Cinequest offers 13 days of 240 feature length and short films that span a variety of genres and 49 different countries. 3,000 films were sent in during the open-submission process, and the films shown at Cinequest were selected by a team so that they can go on to be judged by a jury and voted upon by the audience in order to win various awards. Many of the feature films are preceded by short films and the screenings are often accompanied by Q&A’s with the filmmakers, parties, and special events such as the Maverick Spirit Awards honoring James Franco, Rita Moreno, and Robert Hawk accompanied by the films they are starring in (Adderall Diaries, Remember Me, and Film Hawk, respectively.) Individual feature screening tickets are priced at $11 for general admission, $8 for matinee, and $6 for students. Special events range from $12 to $100. All purchases can be made at the box offices at the three festival locations (Camera 12 Cinemas, Hammer Theatre Center, and the California Theatre) or online to by-pass the lines.
Cinequest features many producers who are making their film debuts, according to the Director of Programming, Michael Rabehl. ‘We show a lot of first time film-makers, so it’s a starting point for them,’ Rabehl explains. ‘For me, coming from a background with artists — as an artist — I tend to like discovering new voices and I like sharing those voices with audiences.’
As a film festival and as a company, Cinequest uniquely works to combine the sciences and the arts by incorporating cutting-edge technology into their productions and by hosting their youth outreach program, Picture the Possibilities. Last year, Cinequest was the first film festival to feature Barco Escape, a spellbinding three-screen, panoramic viewing experience. This year, Mavericks Studio, Cinequest’s sister company, collaborated with Barco Escape to produce the first feature film made specifically for the format, Mr. Incredible, as well as six short films.
‘I think the location in Silicon Valley allows us to be a little bit more innovative. We show films like other festivals, but we incorporate a lot of innovation into it. I mean, we were the first festival to essentially show digital cinema,’ Rabehl says. ‘Back in the mid-90s, we were showing Quick-Time movies and people were saying, “no, that’s not going to be the future, there’s nothing in that,” and now-a-days, that’s what it is.’
If you have difficulty choosing which films to see, with such exciting prospects like Alan Rickman’s last film, Eye in the Sky, a feature directed by Gavin Hood exploring the complex issue of drone warfare, or The Little Prince, a stop-motion animated adventure starring Marion Cotillard, Jeff Bridges, and Paul Giamatti, there are several specialty passes to ensure you get the most bang for your buck. The Film Lover Pass gets you into all regular film screenings, all Media Legacy Events, Silent Cinema Cinema, and all Encore Day Screenings for $155. If the events are more your thing, the Mavericks Pass for $250 will get you into opening and closing night screenings and parties and all of the upcoming special events. Although there are meet-ups after screenings that are available to all ticket and pass holders, if you’re interested in something more exclusive, the VIP all-access pass is the one for you. For $500 this affords you access to all events, VIP parties, and the VIP lounge.

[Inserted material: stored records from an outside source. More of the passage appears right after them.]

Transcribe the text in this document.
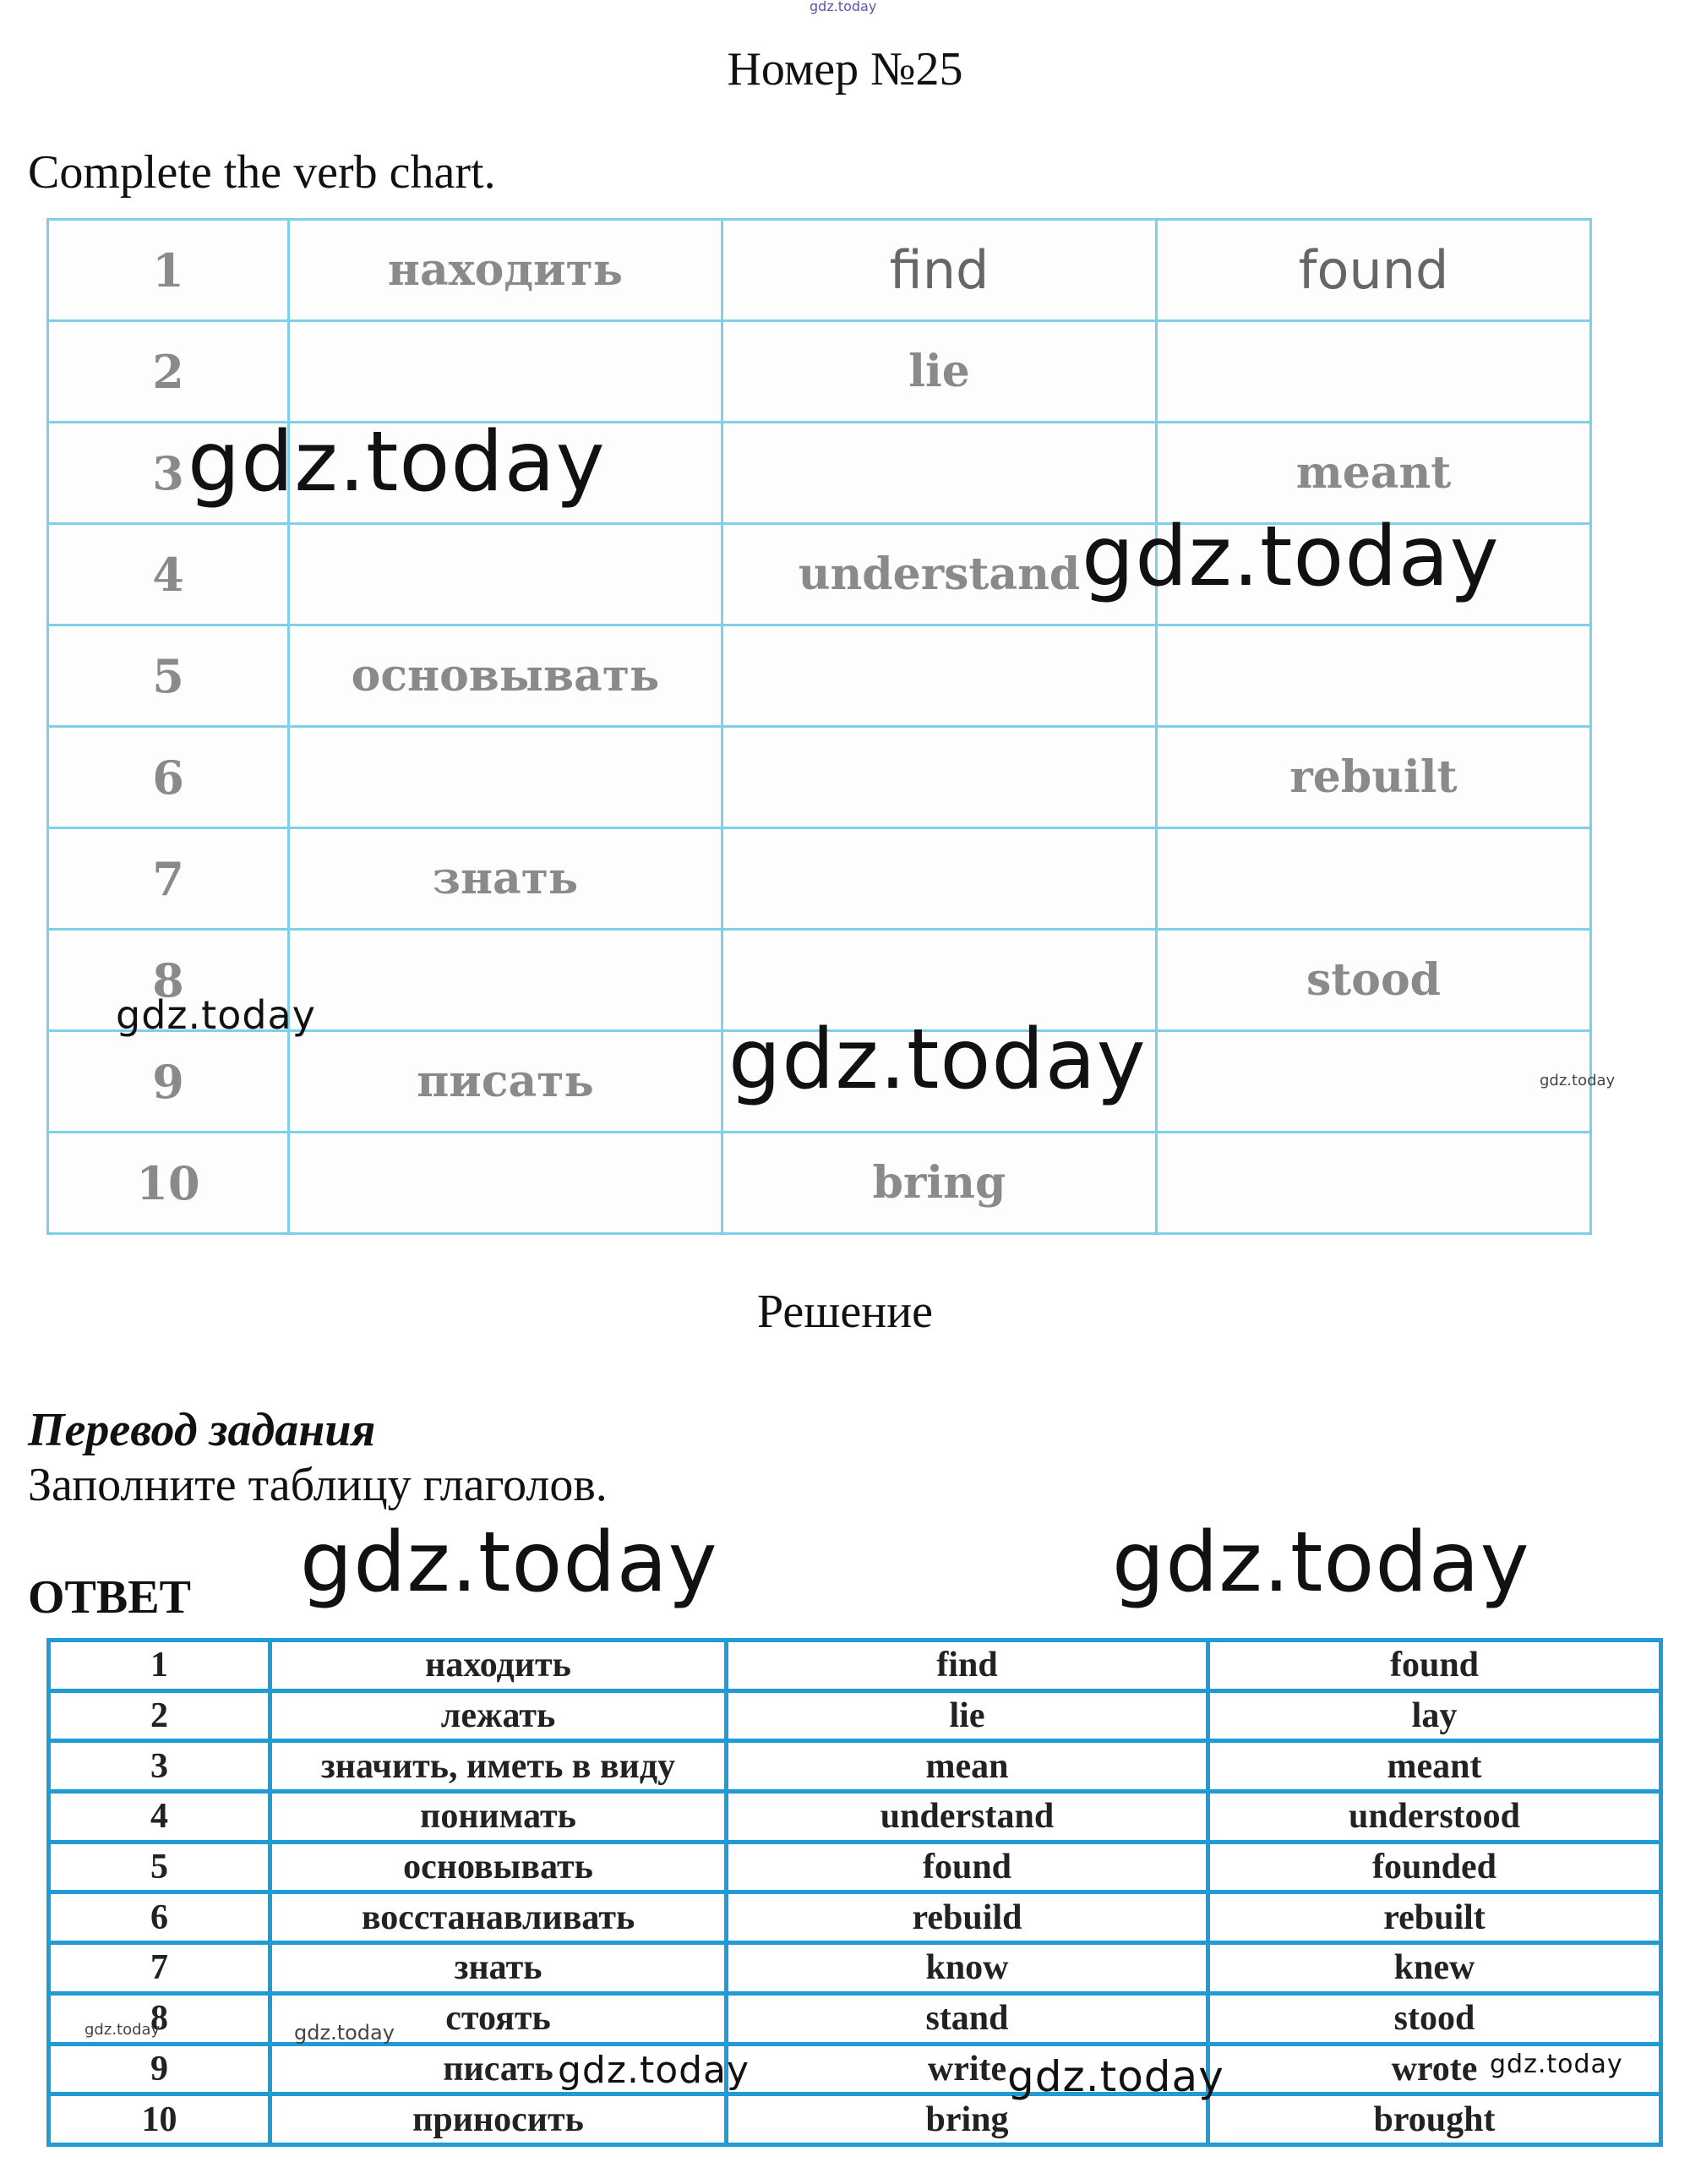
Номер №25
Complete the verb chart.
1	находить	find	found
2		lie	
3			meant
4		understand	
5	основывать		
6			rebuilt
7	знать		
8			stood
9	писать		
10		bring	
Решение
Перевод задания
Заполните таблицу глаголов.
ОТВЕТ
1	находить	find	found
2	лежать	lie	lay
3	значить, иметь в виду	mean	meant
4	понимать	understand	understood
5	основывать	found	founded
6	восстанавливать	rebuild	rebuilt
7	знать	know	knew
8	стоять	stand	stood
9	писать	write	wrote
10	приносить	bring	brought
gdz.today
gdz.today
gdz.today
gdz.today	gdz.today	gdz.today
gdz.today	gdz.today
gdz.today	gdz.today
gdz.today	gdz.today	gdz.today
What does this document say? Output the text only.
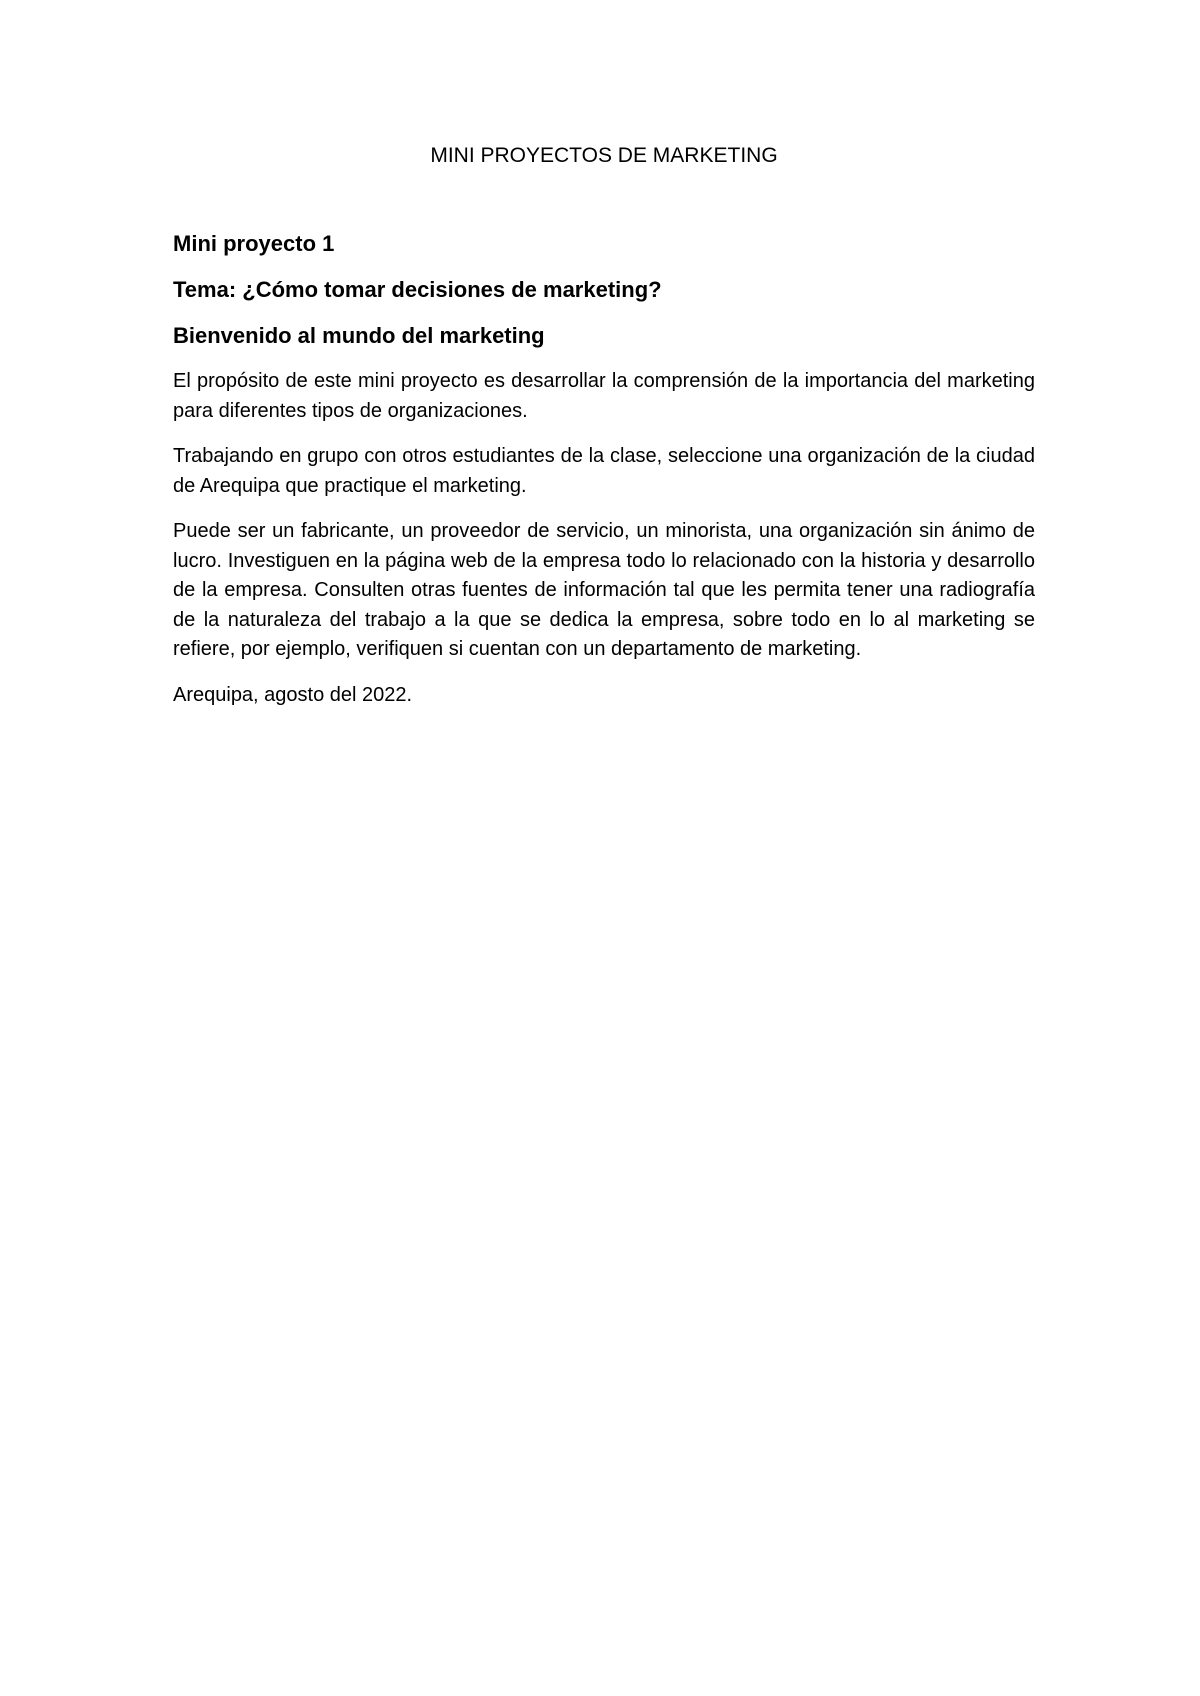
MINI PROYECTOS DE MARKETING
Mini proyecto 1
Tema: ¿Cómo tomar decisiones de marketing?
Bienvenido al mundo del marketing

El propósito de este mini proyecto es desarrollar la comprensión de la importancia del marketing para diferentes tipos de organizaciones.

Trabajando en grupo con otros estudiantes de la clase, seleccione una organización de la ciudad de Arequipa que practique el marketing.

Puede ser un fabricante, un proveedor de servicio, un minorista, una organización sin ánimo de lucro. Investiguen en la página web de la empresa todo lo relacionado con la historia y desarrollo de la empresa. Consulten otras fuentes de información tal que les permita tener una radiografía de la naturaleza del trabajo a la que se dedica la empresa, sobre todo en lo al marketing se refiere, por ejemplo, verifiquen si cuentan con un departamento de marketing.

Arequipa, agosto del 2022.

‘I think one of the biggest things that people who haven’t been don’t know is that it’s not just films,’ Rabehl says. ‘You don’t come here and just see a film and leave. When you come here it’s almost — I mean it’s kind of a cheesy term — but it’s a film village. It’s this community. You find these places where people talk with each other about what they’ve seen, and then they recommend — it actually engages people.’